Here is but one thought-provoking example, a quote from the 19th century English critic Walter Pater, with which Prof. Twitchell begins the chapter, "The Female Vampire":

"[The Mona Lisa] is expressive of what in the ways of a thousand years men had come to desire. Hers is the head upon which all 'the ends of the world are come,' and the eyelids are a little weary. It is a beauty wrought out from within upon the flesh, the deposit, little cell by cell, of strange thoughts and fantastic reveries and exquisite passions. Set it for one moment beside one of those Greek goddesses or beautiful women of antiquity, and how would they be troubled by this beauty, into which the soul with all its maladies has passed. All the thoughts and experience of the world have etched and molded there, in that which they have of power to refine and make expressive the outward form, the animalism of Greece, the lust of Rome, the mysticism of the Middle Age with its spiritual ambition and imaginative loves, the return of the Pagan world, the sins of the Borgias. She is older than the rocks among which she sits; like the vampire, she has been dead many times, and learned the secrets of the grave."

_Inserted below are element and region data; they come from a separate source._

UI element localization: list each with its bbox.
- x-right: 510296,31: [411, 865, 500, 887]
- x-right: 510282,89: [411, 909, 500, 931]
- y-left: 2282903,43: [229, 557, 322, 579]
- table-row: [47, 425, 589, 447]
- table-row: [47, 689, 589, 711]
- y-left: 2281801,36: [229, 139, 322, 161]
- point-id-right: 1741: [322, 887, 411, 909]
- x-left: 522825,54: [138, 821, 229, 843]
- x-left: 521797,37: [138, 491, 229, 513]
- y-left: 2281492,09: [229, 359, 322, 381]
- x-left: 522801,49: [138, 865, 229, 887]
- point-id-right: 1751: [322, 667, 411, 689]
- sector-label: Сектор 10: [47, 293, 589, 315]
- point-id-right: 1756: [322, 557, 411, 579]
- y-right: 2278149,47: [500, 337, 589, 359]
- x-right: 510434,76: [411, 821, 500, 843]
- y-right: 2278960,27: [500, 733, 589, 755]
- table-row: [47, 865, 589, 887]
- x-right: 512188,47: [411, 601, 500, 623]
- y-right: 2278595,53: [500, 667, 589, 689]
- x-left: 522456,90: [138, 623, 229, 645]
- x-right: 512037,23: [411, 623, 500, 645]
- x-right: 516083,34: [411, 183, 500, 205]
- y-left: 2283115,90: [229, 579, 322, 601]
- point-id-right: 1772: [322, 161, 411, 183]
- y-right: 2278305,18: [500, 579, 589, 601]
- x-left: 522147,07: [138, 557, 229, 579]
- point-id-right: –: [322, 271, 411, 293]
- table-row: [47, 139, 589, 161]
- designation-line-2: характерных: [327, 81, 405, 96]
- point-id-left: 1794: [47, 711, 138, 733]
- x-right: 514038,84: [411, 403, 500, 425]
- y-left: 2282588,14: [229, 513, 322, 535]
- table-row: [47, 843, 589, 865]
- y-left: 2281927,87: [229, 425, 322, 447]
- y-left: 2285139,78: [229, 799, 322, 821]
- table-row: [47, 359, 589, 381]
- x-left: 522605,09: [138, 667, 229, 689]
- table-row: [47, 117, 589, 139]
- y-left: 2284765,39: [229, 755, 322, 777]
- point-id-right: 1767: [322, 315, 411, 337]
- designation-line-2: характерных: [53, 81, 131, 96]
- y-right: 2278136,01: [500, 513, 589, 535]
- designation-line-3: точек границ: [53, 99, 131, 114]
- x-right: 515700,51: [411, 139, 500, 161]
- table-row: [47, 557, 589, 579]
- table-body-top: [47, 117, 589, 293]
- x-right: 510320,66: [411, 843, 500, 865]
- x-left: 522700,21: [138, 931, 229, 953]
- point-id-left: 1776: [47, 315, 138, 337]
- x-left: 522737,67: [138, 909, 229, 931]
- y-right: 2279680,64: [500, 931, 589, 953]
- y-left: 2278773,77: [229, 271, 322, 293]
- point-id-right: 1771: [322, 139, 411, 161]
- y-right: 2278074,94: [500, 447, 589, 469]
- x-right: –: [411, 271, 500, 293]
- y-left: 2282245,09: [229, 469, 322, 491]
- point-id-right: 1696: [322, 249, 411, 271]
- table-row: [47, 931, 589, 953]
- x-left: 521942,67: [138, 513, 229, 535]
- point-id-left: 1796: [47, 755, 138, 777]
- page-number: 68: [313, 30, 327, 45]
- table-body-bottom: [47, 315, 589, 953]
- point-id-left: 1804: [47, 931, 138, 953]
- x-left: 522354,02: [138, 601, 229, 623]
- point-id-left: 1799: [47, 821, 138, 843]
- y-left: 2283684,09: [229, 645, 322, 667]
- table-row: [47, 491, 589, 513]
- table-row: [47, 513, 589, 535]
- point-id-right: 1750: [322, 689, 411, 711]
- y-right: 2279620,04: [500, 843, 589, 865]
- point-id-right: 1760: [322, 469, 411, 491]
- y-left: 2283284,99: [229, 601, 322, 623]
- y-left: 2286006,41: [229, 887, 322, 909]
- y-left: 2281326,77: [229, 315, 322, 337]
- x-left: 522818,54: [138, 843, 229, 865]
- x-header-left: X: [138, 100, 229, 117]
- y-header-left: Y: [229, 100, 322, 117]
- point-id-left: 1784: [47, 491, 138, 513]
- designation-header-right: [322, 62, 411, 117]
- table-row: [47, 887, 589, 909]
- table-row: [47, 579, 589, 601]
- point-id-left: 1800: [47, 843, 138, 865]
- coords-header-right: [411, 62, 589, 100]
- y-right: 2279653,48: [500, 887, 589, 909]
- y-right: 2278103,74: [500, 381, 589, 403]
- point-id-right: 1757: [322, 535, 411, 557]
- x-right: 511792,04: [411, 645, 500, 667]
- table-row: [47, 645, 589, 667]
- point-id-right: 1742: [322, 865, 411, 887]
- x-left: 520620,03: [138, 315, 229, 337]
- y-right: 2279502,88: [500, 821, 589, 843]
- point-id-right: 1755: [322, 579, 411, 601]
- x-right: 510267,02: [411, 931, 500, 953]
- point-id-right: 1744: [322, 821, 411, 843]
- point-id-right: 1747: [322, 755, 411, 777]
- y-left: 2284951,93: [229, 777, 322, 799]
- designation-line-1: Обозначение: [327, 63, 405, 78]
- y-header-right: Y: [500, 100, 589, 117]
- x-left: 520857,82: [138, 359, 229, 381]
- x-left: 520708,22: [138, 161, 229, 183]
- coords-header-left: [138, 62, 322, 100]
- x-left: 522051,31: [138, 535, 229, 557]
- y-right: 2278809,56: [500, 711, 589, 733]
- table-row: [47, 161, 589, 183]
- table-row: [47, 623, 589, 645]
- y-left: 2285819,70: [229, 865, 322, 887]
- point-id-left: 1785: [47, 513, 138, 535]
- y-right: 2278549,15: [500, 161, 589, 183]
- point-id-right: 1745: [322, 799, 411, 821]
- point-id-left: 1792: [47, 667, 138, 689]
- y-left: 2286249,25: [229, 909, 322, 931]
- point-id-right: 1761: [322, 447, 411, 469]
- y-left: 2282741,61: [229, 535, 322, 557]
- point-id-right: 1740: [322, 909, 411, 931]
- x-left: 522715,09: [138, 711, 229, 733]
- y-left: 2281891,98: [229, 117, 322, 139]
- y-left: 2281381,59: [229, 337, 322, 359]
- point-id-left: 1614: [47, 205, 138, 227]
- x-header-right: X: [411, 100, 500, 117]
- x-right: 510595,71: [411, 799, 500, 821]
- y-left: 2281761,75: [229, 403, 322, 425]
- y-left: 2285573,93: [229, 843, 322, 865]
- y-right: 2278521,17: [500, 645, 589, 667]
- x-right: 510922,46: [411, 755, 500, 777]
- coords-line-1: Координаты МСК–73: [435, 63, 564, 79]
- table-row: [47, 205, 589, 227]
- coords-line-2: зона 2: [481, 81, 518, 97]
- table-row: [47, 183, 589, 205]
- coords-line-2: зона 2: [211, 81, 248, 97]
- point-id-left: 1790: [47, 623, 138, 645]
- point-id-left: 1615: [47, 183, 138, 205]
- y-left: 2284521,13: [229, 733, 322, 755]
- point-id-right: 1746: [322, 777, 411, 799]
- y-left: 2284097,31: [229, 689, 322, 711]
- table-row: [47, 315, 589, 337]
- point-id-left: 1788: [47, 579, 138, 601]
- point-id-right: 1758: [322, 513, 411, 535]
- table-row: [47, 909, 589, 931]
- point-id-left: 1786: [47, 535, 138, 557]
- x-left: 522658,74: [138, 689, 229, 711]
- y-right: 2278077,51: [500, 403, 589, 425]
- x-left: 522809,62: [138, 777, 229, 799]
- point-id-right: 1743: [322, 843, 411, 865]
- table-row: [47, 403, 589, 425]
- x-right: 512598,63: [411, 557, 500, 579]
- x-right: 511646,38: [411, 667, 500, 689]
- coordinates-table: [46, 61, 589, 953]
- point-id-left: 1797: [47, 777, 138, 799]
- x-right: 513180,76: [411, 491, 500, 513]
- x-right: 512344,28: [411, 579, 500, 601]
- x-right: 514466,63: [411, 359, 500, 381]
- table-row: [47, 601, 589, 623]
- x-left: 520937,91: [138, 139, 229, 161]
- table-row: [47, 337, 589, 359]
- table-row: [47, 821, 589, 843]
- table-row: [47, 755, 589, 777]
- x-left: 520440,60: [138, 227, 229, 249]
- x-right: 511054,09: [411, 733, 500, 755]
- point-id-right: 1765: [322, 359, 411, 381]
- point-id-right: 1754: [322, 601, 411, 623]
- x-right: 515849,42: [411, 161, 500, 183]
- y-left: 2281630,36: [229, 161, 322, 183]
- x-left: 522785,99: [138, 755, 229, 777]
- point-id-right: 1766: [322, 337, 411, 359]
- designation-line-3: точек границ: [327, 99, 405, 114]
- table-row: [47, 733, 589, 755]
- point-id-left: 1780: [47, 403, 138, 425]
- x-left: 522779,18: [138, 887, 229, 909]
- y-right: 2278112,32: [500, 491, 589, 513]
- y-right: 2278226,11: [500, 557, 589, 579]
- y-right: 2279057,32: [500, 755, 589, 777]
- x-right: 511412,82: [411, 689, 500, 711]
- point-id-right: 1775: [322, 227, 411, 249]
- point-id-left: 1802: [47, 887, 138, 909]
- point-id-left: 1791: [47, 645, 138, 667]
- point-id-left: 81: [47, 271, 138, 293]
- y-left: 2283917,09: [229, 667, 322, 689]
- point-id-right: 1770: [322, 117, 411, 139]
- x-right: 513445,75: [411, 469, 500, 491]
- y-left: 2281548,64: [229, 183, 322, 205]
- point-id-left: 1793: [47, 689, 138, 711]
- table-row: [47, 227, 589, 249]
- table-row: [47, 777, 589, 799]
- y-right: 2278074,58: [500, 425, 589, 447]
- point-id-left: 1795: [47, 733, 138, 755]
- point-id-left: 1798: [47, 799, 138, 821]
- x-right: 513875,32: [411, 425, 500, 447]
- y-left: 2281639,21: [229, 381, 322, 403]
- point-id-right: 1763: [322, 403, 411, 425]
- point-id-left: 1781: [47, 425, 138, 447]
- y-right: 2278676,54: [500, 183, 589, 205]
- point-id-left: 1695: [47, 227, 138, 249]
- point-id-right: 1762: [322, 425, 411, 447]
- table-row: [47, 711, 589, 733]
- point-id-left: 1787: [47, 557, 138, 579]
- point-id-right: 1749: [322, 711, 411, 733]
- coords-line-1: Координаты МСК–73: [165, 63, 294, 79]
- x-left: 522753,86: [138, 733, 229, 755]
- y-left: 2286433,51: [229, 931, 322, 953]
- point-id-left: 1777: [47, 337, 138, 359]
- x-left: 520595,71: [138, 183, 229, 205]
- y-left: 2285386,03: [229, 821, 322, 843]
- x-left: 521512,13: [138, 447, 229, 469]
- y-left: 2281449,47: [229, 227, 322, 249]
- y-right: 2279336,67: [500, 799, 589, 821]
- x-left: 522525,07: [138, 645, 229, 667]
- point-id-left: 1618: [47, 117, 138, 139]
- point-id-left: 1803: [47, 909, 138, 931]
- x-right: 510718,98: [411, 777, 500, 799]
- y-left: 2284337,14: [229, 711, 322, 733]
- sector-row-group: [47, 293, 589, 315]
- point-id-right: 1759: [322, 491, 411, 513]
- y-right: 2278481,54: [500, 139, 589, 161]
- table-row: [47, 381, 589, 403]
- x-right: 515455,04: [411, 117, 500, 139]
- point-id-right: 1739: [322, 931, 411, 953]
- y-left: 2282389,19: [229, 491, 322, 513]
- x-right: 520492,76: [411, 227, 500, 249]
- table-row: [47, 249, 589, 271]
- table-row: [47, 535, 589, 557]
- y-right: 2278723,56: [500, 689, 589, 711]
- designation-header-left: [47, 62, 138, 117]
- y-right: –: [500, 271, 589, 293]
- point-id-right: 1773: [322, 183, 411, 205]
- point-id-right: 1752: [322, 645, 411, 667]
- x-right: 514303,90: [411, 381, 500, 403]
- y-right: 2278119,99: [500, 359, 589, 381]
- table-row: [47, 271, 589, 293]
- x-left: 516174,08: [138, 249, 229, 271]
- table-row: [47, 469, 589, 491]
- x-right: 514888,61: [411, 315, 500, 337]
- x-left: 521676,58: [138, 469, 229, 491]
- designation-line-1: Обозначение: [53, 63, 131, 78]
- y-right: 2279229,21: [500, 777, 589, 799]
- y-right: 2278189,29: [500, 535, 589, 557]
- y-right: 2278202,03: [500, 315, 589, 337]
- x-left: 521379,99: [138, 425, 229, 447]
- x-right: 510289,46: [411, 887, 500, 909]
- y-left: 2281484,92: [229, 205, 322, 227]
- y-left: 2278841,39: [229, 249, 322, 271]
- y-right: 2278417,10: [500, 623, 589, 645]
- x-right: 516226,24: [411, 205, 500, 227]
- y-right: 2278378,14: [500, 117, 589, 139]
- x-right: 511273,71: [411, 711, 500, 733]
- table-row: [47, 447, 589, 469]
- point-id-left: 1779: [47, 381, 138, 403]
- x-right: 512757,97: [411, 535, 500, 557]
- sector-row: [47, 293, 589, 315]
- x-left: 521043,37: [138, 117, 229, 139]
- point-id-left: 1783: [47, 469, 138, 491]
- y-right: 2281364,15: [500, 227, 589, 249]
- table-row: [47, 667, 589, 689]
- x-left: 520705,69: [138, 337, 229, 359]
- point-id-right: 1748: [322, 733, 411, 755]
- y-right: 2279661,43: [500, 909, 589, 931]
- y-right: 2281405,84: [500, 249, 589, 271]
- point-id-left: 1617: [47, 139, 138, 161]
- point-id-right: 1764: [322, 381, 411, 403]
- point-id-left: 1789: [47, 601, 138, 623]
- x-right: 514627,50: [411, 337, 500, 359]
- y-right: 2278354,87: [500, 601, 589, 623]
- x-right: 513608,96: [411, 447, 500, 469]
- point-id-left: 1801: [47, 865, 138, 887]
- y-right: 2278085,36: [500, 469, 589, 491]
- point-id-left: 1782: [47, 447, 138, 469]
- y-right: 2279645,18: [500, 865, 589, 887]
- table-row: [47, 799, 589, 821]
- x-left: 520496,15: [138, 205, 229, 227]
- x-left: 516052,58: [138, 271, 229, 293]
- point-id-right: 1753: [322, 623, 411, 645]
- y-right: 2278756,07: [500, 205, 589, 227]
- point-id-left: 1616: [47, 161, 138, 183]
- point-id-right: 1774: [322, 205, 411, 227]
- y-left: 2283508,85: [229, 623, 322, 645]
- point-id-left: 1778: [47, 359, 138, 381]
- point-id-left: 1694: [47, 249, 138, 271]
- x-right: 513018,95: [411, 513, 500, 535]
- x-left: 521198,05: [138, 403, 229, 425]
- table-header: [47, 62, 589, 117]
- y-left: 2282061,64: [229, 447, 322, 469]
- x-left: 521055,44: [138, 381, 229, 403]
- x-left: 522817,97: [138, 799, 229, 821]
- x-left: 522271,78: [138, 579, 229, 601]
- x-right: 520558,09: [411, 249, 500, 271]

As Professor Twitchell observes, "her story is one the young Romantics never tired of telling."

Anyway, great fun, and far from mindless!

P.S. I enjoyed another book of Prof. Twitchell's too, entitled "Where Men Hide" - in virtual caves of all sorts (bars, barbershops, strip clubs, cars, boxing rings, lodges, basements, garages, workshops, offices, etc., etc.). He is certainly on to something!

Anthony Hogg said...

I checked out the link you provided, Niels and found my way into the gift shop. It certainly does look like a beautiful volume.

But I also found out that the postage to Australia would cost 18 Euro. Yikes.

Gonna have to start saving for that one!